El Butano Popular

Librepensamiento y explicaciones

Mañana de perros

Borja Crespo Historias de amor (y apocalipsis)— 25-03-2013

Le esperaba una buena mañana de sábado, bien descansada. Eso pensaba ella, tras una semana de trabajo intenso sin llegar a nada, aguantando más de la cuenta a un cliente pudiente poco consciente. Paseo por el mercado, a comprar comida de la de verdad. Intercambio de buen rollo con los vecinos del barrio, esos que destilan alegría matinal porque sí, lo que todos deberíamos, y a elegir barra de pan en la pastelería. Al calor de los primeros rayos de sol que entraban por la persiana entreabierta, acariciando su piel pálida, un lujo viviendo en un bajo, sintió un escalofrío inesperado. Mientras se desperezaba y repasaba mentalmente, jubilosa, el plan del día, remolona entre las sábanas, sus ojos reaccionaron abriéndose de par en par ante un violento sonido exterior. Las retinas recibieron la luz de sopetón, como un flashazo. Un golpe y crujir de huesos había roto el silencio. El chillido desgarrador, de animal herido, provenía de la terraza. Como si alguien se hubiera caído desde el tejado. No dudó en levantarse de un salto, reaccionado de un modo mecánico ante el imprevisto. Al asomarse a la ventana se angustió en cuestión de milésimas de segundo. La curiosidad mató al gato. O al perro. Un can yacía sobre el suelo, retorciéndose, rodeado de salpicaduras de sangre y fragmentos de azulejos rotos. La pobre criatura emitía quejidos violentos, sin freno, hundiéndose en la muerte.

Un alarido humano se unió al dolor del desencajado mamífero. La vecina del quinto, la loca del bloque, miraba desde su balcón a su querida mascota moribunda. Entre estertores, el bicho luchaba contra su trágico final. Un drama en toda regla. Absurdo y fatal. La dueña del perro nunca había estado en sus cabales, y ahora menos. Sus gritos y lloros tapaban las llamadas de auxilio de su compañero de cuatro patas, destrozado por dentro tras despeñarse desde las alturas de una vivienda de protección oficial. Sea lo que fuere, ahí estaba, en la terraza de la chica recién despierta, abrazándose sin fuerzas a la vida, un perro caído del cielo, directo al infierno. Todavía medio dormida, la joven salió a la calle en pijama a ayudar al chucho, sin pensarlo, pero el sabueso, desesperado, entendió en su agonía el rápido acercamiento como una amenaza, e intentó morderla como una fiera enjaulada.
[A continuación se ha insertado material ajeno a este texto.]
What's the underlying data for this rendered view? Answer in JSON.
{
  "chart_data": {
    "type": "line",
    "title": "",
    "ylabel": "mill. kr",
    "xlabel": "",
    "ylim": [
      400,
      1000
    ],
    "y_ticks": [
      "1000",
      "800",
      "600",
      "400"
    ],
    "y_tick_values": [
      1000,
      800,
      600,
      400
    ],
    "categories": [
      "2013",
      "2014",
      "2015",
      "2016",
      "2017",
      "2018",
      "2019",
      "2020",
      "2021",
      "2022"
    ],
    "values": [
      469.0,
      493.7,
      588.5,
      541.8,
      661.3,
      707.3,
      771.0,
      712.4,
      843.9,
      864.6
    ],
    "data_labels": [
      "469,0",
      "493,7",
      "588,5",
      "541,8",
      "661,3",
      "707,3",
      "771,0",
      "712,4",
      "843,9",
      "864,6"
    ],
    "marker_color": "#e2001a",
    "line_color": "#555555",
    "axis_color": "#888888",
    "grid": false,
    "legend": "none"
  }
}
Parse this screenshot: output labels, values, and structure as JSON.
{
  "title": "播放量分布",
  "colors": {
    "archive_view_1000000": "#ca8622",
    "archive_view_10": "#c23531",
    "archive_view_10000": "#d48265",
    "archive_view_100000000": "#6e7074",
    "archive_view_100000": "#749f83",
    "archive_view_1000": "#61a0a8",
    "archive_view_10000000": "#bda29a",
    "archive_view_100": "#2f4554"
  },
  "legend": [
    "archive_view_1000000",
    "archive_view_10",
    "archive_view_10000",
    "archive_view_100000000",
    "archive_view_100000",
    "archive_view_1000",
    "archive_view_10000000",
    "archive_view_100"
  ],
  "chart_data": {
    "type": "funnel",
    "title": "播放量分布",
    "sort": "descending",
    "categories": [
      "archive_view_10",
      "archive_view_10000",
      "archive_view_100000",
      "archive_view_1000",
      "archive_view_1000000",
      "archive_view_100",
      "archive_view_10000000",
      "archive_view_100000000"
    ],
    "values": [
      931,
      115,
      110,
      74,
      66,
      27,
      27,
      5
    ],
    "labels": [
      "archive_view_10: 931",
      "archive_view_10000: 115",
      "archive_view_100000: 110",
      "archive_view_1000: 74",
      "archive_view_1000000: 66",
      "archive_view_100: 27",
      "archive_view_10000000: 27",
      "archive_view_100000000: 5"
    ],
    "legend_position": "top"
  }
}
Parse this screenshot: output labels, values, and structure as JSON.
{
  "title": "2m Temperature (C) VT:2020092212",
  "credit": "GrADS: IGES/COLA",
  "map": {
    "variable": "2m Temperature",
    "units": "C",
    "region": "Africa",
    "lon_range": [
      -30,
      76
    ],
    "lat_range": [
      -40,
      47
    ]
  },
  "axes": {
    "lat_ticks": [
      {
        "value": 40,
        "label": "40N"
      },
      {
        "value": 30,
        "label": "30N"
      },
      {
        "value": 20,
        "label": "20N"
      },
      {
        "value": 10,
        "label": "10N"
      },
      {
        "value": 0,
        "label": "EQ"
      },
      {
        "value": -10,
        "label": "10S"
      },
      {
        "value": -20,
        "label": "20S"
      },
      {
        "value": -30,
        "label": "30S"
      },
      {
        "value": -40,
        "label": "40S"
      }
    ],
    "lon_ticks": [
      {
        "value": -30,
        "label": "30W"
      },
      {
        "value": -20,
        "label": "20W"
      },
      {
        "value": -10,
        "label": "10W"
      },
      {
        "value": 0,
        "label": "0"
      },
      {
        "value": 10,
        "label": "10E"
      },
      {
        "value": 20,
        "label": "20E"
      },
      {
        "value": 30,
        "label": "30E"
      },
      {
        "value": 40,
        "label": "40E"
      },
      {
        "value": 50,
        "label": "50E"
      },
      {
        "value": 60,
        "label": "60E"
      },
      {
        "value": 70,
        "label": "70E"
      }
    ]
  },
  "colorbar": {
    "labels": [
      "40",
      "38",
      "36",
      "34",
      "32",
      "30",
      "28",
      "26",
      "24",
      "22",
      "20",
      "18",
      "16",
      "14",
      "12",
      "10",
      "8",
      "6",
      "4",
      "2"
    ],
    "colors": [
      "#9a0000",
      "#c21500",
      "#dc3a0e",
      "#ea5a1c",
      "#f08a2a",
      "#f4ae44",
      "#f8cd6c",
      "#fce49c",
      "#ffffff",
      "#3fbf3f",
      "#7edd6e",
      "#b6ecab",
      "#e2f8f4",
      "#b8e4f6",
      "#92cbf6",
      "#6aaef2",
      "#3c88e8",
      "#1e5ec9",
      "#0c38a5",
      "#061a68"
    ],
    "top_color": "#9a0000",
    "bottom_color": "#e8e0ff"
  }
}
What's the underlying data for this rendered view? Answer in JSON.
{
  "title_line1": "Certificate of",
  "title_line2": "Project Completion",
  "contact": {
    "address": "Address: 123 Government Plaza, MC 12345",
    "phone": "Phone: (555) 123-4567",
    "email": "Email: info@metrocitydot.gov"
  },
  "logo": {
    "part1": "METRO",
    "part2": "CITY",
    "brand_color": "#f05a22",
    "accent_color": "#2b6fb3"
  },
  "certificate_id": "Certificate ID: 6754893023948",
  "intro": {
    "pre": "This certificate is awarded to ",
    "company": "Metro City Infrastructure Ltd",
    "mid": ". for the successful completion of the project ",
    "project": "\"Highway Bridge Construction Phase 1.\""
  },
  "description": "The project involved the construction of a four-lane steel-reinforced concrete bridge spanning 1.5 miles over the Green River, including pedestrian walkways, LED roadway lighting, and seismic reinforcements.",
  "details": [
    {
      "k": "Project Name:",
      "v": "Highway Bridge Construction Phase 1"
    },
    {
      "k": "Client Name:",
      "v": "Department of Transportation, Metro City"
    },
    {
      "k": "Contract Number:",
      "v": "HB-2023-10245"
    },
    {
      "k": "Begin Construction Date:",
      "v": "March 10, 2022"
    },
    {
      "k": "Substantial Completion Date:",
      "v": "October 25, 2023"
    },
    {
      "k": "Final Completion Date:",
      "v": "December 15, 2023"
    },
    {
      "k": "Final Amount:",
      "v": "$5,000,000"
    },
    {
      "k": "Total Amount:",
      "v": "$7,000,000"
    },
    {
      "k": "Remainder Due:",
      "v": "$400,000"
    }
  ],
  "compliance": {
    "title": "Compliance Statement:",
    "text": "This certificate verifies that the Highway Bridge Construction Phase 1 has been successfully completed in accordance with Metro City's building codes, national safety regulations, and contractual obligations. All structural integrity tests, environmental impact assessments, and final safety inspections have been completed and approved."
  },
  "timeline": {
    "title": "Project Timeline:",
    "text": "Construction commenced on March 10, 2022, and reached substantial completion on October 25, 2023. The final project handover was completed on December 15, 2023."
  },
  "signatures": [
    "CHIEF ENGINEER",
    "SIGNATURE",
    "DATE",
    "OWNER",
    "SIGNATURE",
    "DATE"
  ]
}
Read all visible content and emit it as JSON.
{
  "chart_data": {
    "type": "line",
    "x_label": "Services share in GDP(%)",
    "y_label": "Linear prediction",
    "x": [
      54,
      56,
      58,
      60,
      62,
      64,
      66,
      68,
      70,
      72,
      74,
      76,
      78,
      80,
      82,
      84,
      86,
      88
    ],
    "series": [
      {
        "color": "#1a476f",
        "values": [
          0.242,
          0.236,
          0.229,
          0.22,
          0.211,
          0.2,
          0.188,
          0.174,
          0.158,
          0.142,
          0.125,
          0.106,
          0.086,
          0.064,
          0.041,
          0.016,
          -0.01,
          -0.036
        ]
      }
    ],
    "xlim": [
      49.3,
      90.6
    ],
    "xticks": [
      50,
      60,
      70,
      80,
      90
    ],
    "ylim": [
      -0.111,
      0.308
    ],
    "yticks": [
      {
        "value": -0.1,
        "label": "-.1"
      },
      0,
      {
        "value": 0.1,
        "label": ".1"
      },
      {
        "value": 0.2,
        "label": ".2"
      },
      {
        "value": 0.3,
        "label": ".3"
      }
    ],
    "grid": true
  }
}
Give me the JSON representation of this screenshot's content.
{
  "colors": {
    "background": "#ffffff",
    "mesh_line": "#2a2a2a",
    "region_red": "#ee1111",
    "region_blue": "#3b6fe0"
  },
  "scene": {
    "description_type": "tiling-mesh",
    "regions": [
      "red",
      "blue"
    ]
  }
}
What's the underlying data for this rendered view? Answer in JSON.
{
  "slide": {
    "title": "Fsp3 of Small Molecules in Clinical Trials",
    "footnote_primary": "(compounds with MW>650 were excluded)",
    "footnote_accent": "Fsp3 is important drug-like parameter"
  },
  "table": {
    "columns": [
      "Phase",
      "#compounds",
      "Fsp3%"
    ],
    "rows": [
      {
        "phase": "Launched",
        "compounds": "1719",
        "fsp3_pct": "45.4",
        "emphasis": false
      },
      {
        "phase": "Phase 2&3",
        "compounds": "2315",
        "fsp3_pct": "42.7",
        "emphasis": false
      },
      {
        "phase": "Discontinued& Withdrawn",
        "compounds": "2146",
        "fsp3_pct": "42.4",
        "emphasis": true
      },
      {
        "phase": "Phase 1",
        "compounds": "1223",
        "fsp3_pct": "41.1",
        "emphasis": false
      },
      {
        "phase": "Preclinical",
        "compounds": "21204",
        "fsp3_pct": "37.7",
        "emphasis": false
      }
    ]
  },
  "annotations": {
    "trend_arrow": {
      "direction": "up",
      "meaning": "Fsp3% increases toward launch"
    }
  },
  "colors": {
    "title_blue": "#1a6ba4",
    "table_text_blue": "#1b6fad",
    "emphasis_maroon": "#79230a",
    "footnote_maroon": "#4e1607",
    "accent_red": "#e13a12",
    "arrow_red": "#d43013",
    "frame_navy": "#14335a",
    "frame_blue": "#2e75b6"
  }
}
Mordiscos y ladridos al aire. Dentelladas a la nada. Saliva y sangre mezcladas. Perlas ensangrentadas, como la canción.

Las gotas rojas dibujaban el horror sobre el embaldosado. Una imagen bella dependiendo del testigo. El podenco aullaba, expirando, sin futuro, pidiendo explicaciones antes de tiempo a su cercano sacrificio. Ella, perpleja pero sin miedo, recogió al perro del suelo, del piso que había besado con violencia irracional, envolviéndole en una toalla de playa comprada en Cádiz años atrás. Jamás hubiera imaginado una situación así, con el trapo de colores, cuando pagó por él lo mínimo, pero ese es otro pensamiento. La bestia seguía gimiendo, defendiéndose de lo invencible. En la puerta de la casa esperaba ansiosa su dueña, gritando más que su mascota, timbrando como una posesa. El eco del ruido extendiéndose por los pasillos del edificio, ensordecedor, sembró el pánico entre los vecinos. Alguien tenía que parar aquello. La histérica cogió en brazos al can y lo abrazó como la Pietà, llorando desconsolada: “¡Ay, mi niño, mi niñooooooo! ¿Qué voy a hacer sin ti? ¡No te vaaaaayaaaas!”. El nervioso animal respondió al martirio mordiéndole el labio inferior, lo que pilló. Más sangre, a borbotones. Un espectáculo granguiñolesco, exacerbado, casi surrealista. La excitada señora mostrando su todopoderoso amor al peludo a punto de espicharla. Ambos, sumidos en la catástrofe, desangrándose. Descargando rojo líquido elemento el uno sobre el otro en una comunión siniestra.

Tras librarse del paquete inesperado y superar la sorpresa mañanera más horripilante jamás imaginada, llegaron los suspiros. Siendo optimista, menos mal que había llovido un perro y no un ser humano. Aunque, probablemente, el chucho merecía bastante menos tamaño suplicio. Suicidio, huida o despiste. Muerte al fin y al cabo. Que en paz descanse. A comprar el pan.